The hours passed, the army people laughed and danced, the native
orchestra played on, and Percival Ford wrestled with the abrupt and
overwhelming problem that had been thrust upon him. He prayed
quietly, his elbow on the table, his head bowed upon his hand, with all
the appearance of any tired onlooker. Between the dances the army
men and women and the civilians fluttered up to him and buzzed
conventionally, and when they went back to the lanai he took up his
wrestling where he had left it off.
He began to patch together his shattered ideal of Isaac Ford, and for
cement he used a cunning and subtle logic. It was of the sort that is
compounded in the brain laboratories of egotists, and it worked.
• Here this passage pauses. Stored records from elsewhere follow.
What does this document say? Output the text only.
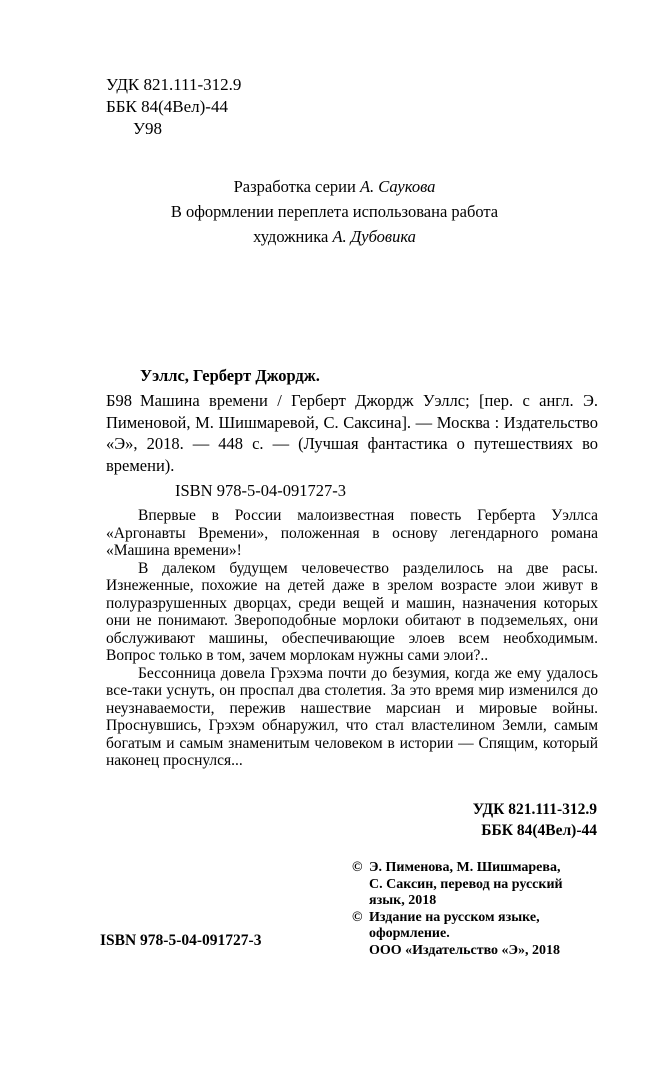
УДК 821.111-312.9
ББК 84(4Вел)-44
У98
Разработка серии А. Саукова
В оформлении переплета использована работа
художника А. Дубовика
Уэллс, Герберт Джордж.
Б98 Машина времени / Герберт Джордж Уэллс; [пер. с англ. Э. Пименовой, М. Шишмаревой, С. Саксина]. — Москва : Издательство «Э», 2018. — 448 с. — (Лучшая фантастика о путешествиях во времени).
ISBN 978-5-04-091727-3

Впервые в России малоизвестная повесть Герберта Уэллса «Аргонавты Времени», положенная в основу легендарного романа «Машина времени»!

В далеком будущем человечество разделилось на две расы. Изнеженные, похожие на детей даже в зрелом возрасте элои живут в полуразрушенных дворцах, среди вещей и машин, назначения которых они не понимают. Звероподобные морлоки обитают в подземельях, они обслуживают машины, обеспечивающие элоев всем необходимым. Вопрос только в том, зачем морлокам нужны сами элои?..

Бессонница довела Грэхэма почти до безумия, когда же ему удалось все-таки уснуть, он проспал два столетия. За это время мир изменился до неузнаваемости, пережив нашествие марсиан и мировые войны. Проснувшись, Грэхэм обнаружил, что стал властелином Земли, самым богатым и самым знаменитым человеком в истории — Спящим, который наконец проснулся...

УДК 821.111-312.9
ББК 84(4Вел)-44
© Э. Пименова, М. Шишмарева,
С. Саксин, перевод на русский
язык, 2018
© Издание на русском языке,
оформление.
ООО «Издательство «Э», 2018
ISBN 978-5-04-091727-3
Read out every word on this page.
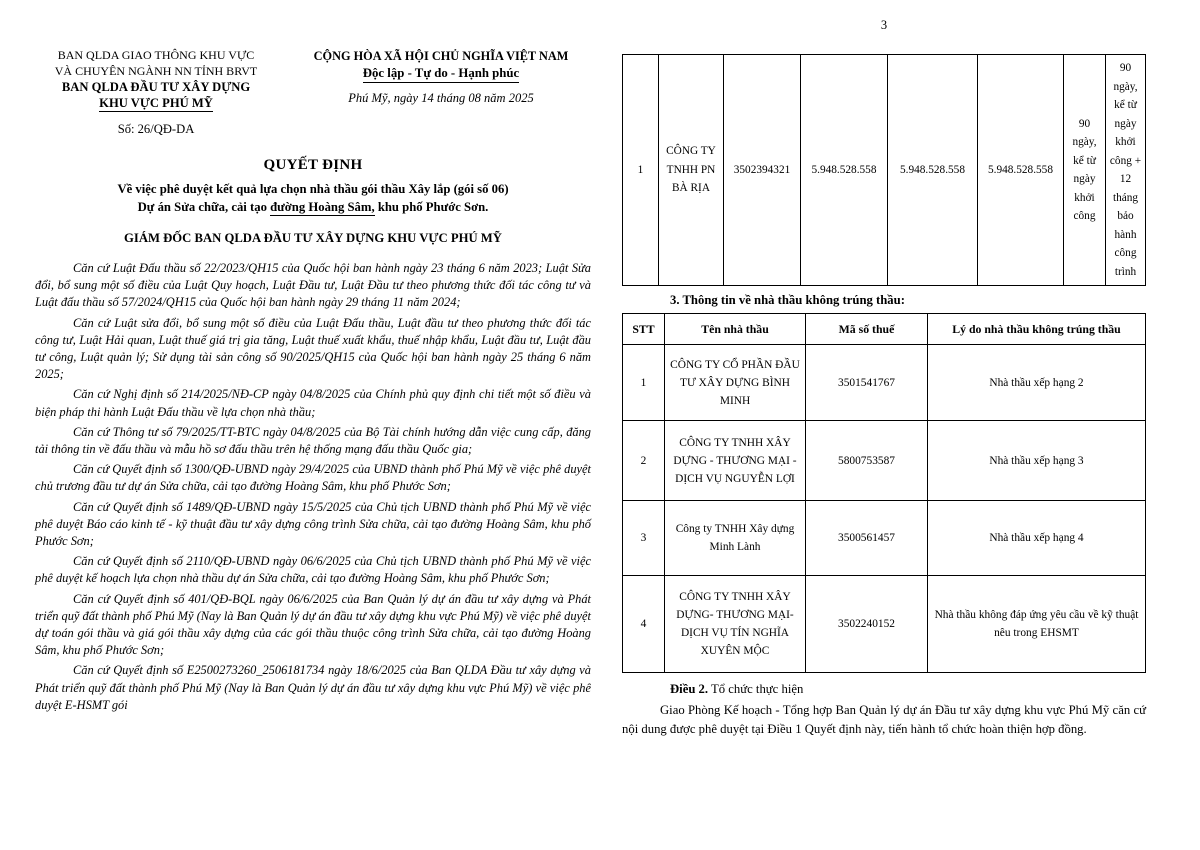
BAN QLDA GIAO THÔNG KHU VỰC
VÀ CHUYÊN NGÀNH NN TỈNH BRVT
BAN QLDA ĐẦU TƯ XÂY DỰNG
KHU VỰC PHÚ MỸ
Số: 26/QĐ-DA
CỘNG HÒA XÃ HỘI CHỦ NGHĨA VIỆT NAM
Độc lập - Tự do - Hạnh phúc
Phú Mỹ, ngày 14 tháng 08 năm 2025
QUYẾT ĐỊNH
Về việc phê duyệt kết quả lựa chọn nhà thầu gói thầu Xây lắp (gói số 06)
Dự án Sửa chữa, cải tạo đường Hoàng Sâm, khu phố Phước Sơn.
GIÁM ĐỐC BAN QLDA ĐẦU TƯ XÂY DỰNG KHU VỰC PHÚ MỸ

Căn cứ Luật Đấu thầu số 22/2023/QH15 của Quốc hội ban hành ngày 23 tháng 6 năm 2023; Luật Sửa đổi, bổ sung một số điều của Luật Quy hoạch, Luật Đầu tư, Luật Đầu tư theo phương thức đối tác công tư và Luật đấu thầu số 57/2024/QH15 của Quốc hội ban hành ngày 29 tháng 11 năm 2024;

Căn cứ Luật sửa đổi, bổ sung một số điều của Luật Đấu thầu, Luật đầu tư theo phương thức đối tác công tư, Luật Hải quan, Luật thuế giá trị gia tăng, Luật thuế xuất khẩu, thuế nhập khẩu, Luật đầu tư, Luật đầu tư công, Luật quản lý; Sử dụng tài sản công số 90/2025/QH15 của Quốc hội ban hành ngày 25 tháng 6 năm 2025;

Căn cứ Nghị định số 214/2025/NĐ-CP ngày 04/8/2025 của Chính phủ quy định chi tiết một số điều và biện pháp thi hành Luật Đấu thầu về lựa chọn nhà thầu;

Căn cứ Thông tư số 79/2025/TT-BTC ngày 04/8/2025 của Bộ Tài chính hướng dẫn việc cung cấp, đăng tải thông tin về đấu thầu và mẫu hồ sơ đấu thầu trên hệ thống mạng đấu thầu Quốc gia;

Căn cứ Quyết định số 1300/QĐ-UBND ngày 29/4/2025 của UBND thành phố Phú Mỹ về việc phê duyệt chủ trương đầu tư dự án Sửa chữa, cải tạo đường Hoàng Sâm, khu phố Phước Sơn;

Căn cứ Quyết định số 1489/QĐ-UBND ngày 15/5/2025 của Chủ tịch UBND thành phố Phú Mỹ về việc phê duyệt Báo cáo kinh tế - kỹ thuật đầu tư xây dựng công trình Sửa chữa, cải tạo đường Hoàng Sâm, khu phố Phước Sơn;

Căn cứ Quyết định số 2110/QĐ-UBND ngày 06/6/2025 của Chủ tịch UBND thành phố Phú Mỹ về việc phê duyệt kế hoạch lựa chọn nhà thầu dự án Sửa chữa, cải tạo đường Hoàng Sâm, khu phố Phước Sơn;

Căn cứ Quyết định số 401/QĐ-BQL ngày 06/6/2025 của Ban Quản lý dự án đầu tư xây dựng và Phát triển quỹ đất thành phố Phú Mỹ (Nay là Ban Quản lý dự án đầu tư xây dựng khu vực Phú Mỹ) về việc phê duyệt dự toán gói thầu và giá gói thầu xây dựng của các gói thầu thuộc công trình Sửa chữa, cải tạo đường Hoàng Sâm, khu phố Phước Sơn;

Căn cứ Quyết định số E2500273260_2506181734 ngày 18/6/2025 của Ban QLDA Đầu tư xây dựng và Phát triển quỹ đất thành phố Phú Mỹ (Nay là Ban Quản lý dự án đầu tư xây dựng khu vực Phú Mỹ) về việc phê duyệt E-HSMT gói

3
1	CÔNG TY TNHH PN BÀ RỊA	3502394321	5.948.528.558	5.948.528.558	5.948.528.558	90 ngày, kể từ ngày khởi công	90 ngày, kể từ ngày khởi công + 12 tháng bảo hành công trình
3. Thông tin về nhà thầu không trúng thầu:
STT	Tên nhà thầu	Mã số thuế	Lý do nhà thầu không trúng thầu
1	CÔNG TY CỔ PHẦN ĐẦU TƯ XÂY DỰNG BÌNH MINH	3501541767	Nhà thầu xếp hạng 2
2	CÔNG TY TNHH XÂY DỰNG - THƯƠNG MẠI - DỊCH VỤ NGUYỄN LỢI	5800753587	Nhà thầu xếp hạng 3
3	Công ty TNHH Xây dựng Minh Lành	3500561457	Nhà thầu xếp hạng 4
4	CÔNG TY TNHH XÂY DỰNG- THƯƠNG MẠI-DỊCH VỤ TÍN NGHĨA XUYÊN MỘC	3502240152	Nhà thầu không đáp ứng yêu cầu về kỹ thuật nêu trong EHSMT
Điều 2. Tổ chức thực hiện
Giao Phòng Kế hoạch - Tổng hợp Ban Quản lý dự án Đầu tư xây dựng khu vực Phú Mỹ căn cứ nội dung được phê duyệt tại Điều 1 Quyết định này, tiến hành tổ chức hoàn thiện hợp đồng.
It was
incontrovertible that his father had been made of finer clay than those
about him; but still, old Isaac had been only in the process of becoming,
while he, Percival Ford, had become. As proof of it, he rehabilitated his
father and at the same time exalted himself. His lean little ego waxed to
colossal proportions. He was great enough to forgive. He glowed at the
thought of it. Isaac Ford had been great, but he was greater, for he
could forgive Isaac Ford and even restore him to the holy place in his
memory, though the place was not quite so holy as it had been. Also, he
applauded Isaac Ford for having ignored the outcome of his one step
aside. Very well, he, too, would ignore it.